Las mujeres son menos inteligentes, dicen. La inteligencia es, por excelencia, un arma entre las armas. Lo es la mera astucia; y lo son una buena voz, excelente memoria, habilidad para manejar una pelota o la mentira. La inteligencia es un arma que ha colocado, con otros factores aunados, al hombre encima de la bestia, y alguna que otra vez sobre la mujer. Como arma entre armas, puede ser preterida y en su lugar emplearse otra u otras. Apenas ahorita supe que, con motivo de la entrega del premio Rómulo Gallegos a Vargas Llosa, durante una recepción en Bogotá, Colombia, encontrándose García Márquez y Plinio Apuleyo escorados al pie de una escalinata, éste pensó, cotejando la razón del premio al peruano respecto de Cien Años de soledad, que aún no salía al mercado, algo como “si supieran la bomba que ha fabricado éste.” Una novela es una arma, pues. Al menos no soy el primero en ocurrírsele que lo sea.
No espero (ni nadie que yo conozca) que las mujeres escriban la Summa Theologiae, ni Die Welt als Wille und Vorstellung. Pintarse el pelo, las uñas de los pies, las de las manos, los labios, las mejillas, las cejas; depilarse éstas, las pantorrilas, la cuca; cortarse el cabello, tatuarse una flor, agujerearse las orejas, un pezón o el clítoris para colocarse piercings; escoger tacones, zapatillas, sandalias, ajorcas, medias veladas, ligueros, panties, medio fondos, corsé, brasieres, corpiños, blusas, sombreros, gafas; monederos, carteras, bolsos, mochilas; sortijas, pulseras, relojes… ¡Ok!, ya, ya, ya escuché, pararé la enumeración.
Escoger todas estas municiones de la artillería femenina, demanda un tiempo que, por demás irracionalmente, nada ni nadie sobre la tierra querría quitarles a ellas.
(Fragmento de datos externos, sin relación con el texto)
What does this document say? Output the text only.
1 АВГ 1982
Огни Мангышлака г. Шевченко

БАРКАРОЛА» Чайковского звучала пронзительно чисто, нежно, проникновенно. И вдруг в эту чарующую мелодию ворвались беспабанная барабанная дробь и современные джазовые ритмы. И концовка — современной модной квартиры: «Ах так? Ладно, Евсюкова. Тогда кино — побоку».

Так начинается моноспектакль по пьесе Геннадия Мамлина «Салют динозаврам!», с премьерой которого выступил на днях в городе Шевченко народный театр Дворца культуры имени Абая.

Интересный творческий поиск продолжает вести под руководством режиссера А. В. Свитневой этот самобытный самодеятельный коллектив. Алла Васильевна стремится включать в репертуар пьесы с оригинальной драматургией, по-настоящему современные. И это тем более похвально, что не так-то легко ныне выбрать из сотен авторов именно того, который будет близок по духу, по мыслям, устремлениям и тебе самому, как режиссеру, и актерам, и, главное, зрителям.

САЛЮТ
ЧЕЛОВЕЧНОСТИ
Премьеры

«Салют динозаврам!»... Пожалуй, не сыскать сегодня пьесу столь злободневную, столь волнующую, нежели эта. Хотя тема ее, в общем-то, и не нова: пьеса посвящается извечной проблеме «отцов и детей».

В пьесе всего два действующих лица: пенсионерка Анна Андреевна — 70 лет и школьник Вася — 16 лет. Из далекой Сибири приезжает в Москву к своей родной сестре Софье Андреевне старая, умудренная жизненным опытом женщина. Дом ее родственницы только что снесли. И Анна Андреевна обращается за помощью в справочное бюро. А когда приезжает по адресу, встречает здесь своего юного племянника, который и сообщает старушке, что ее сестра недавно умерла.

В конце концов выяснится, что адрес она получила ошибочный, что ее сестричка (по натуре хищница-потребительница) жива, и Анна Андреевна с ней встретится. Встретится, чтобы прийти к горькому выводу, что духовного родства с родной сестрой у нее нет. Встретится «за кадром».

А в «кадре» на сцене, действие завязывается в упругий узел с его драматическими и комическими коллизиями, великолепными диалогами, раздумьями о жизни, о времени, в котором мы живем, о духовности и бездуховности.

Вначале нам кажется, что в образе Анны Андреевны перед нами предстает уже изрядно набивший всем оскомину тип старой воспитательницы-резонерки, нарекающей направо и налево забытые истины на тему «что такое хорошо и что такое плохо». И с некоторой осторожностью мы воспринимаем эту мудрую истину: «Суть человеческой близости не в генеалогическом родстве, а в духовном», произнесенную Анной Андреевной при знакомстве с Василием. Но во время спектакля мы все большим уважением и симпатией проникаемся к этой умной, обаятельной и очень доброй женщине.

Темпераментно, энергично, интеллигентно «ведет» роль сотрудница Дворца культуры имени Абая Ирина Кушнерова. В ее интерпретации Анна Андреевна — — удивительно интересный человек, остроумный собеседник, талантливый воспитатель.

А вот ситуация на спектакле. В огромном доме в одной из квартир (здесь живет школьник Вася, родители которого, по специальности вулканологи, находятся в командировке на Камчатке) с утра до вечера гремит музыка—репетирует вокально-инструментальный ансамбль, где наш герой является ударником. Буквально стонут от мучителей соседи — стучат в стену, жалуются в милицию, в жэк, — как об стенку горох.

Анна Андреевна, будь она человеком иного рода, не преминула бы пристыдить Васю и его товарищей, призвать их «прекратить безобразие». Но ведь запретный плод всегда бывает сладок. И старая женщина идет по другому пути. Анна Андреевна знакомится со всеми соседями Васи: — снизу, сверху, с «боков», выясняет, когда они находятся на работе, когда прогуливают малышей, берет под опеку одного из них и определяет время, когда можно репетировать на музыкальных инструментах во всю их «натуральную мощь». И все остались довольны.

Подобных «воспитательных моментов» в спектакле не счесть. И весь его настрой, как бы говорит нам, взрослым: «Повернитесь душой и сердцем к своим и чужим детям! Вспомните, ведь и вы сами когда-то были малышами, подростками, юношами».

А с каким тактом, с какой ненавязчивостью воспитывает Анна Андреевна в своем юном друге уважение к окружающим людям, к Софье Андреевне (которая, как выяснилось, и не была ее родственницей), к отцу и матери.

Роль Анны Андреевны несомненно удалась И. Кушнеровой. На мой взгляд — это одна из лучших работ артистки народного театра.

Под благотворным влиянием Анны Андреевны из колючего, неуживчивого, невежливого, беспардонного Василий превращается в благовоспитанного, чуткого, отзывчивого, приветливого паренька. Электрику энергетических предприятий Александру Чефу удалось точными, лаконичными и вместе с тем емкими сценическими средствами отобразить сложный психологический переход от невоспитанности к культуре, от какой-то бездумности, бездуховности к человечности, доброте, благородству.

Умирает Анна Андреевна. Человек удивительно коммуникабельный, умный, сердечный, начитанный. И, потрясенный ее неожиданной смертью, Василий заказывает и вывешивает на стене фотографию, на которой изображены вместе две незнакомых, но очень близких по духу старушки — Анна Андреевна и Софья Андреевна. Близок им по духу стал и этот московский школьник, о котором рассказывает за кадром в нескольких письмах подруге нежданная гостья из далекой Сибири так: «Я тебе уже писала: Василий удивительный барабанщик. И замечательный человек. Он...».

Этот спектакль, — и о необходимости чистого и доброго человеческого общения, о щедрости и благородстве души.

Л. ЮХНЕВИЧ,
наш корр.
Lo mismo a Santo Tomás ni a Schopenhauer. Ergo arrebatar a las mujeres el tiempo destinado a estos menesteres para que lo sacrifiquen escudriñando a Arsitóteles, es tan importuno como arrancar al filósofo sus (o de sus) manuscritos y códices. Las horas, los días, los años, la inteligencia y entrega aplicada a la especulación metafísica por ellos desquiciaría de impaciencia al portero de una bien cotizada peluquería, lo cual, hostias, es ya, me parece, mucho decir.
Adonde me gustaría llegar es al momento en que, al salir de un hotel en Paris, Nietzsche experimenta un vahído ante lo que ven sus miserables ojos de sifilítico en las últimas. No lo puede creer. Vestida à la dernière, esto es, tocada con gorrito negro vienés y una guirnaldita lo más de mona de fleurs de lis; delgado el torso como una libélula, desplazádose como una sílfide sobre sus lindos botines aguamarina… ¡ella, era ella, Cosima Wagner, diseminando el perfume de su mortal hechicería que flota y huye en el aura primaveral! Ella, por quien había desvariado en sus “a la princesa Ariadna, mi amada. Es un prejuicio que yo sea un ser humano. Pero ya he vivido entre los hombres y conozco todo lo que los hombres pueden experimentar, desde lo más mínimo hasta lo más alto. Yo he sido entre los indios Buda, en Grecia Dionisos, Alejandro y César son mis encarnaciones, igual que el poeta de Shakespeare, Lord Bacon” y “fui además Voltaire y Napoleón, quizás también Richard Wagner… Pero esta vez vengo como el triunfante Dionisos, que hará de la Tierra un día festivo” amén de “no es que tenga mucho tiempo… Los cielos se alegran de que yo esté aquí… También he estado colgado en la cruz.” ¡Joder!, Nietzsche estaba alelado, pero no había tiempo que perder. Cosima se diluía en la barahúnda del bulevar en plena primavera, así que se botó a correr como el demente que sabemos, y ya casi dándole alcance, ¡chizzz!, sobre una cáscara de guineo importado de las Indias el corifeo de la filosófía decimonónica resbala, ¡no!, y allá va a dar con sus cogitabundos huesos cotra las pantorrillas de la mujer. Soûlard de ma merde!, masculla la cocotte, en un francés perfectamente digno de Victor Hugo… ¡no era ella! La perra tenía la filosofía occidental hecha un guiñapo a su pies. Hizo un mohín despreciativo de esos que pueden llevar al suicidio a un romántico de estos días de mil ochocientos y pico. Y bueno, ¿y qué? Pues nada. Aquí acaba Nietzsche y mi reflexión entorno a la inteligencia de las mujeres. Quedan ustedes en absoluta libertad de pensar lo que se les venga en gana.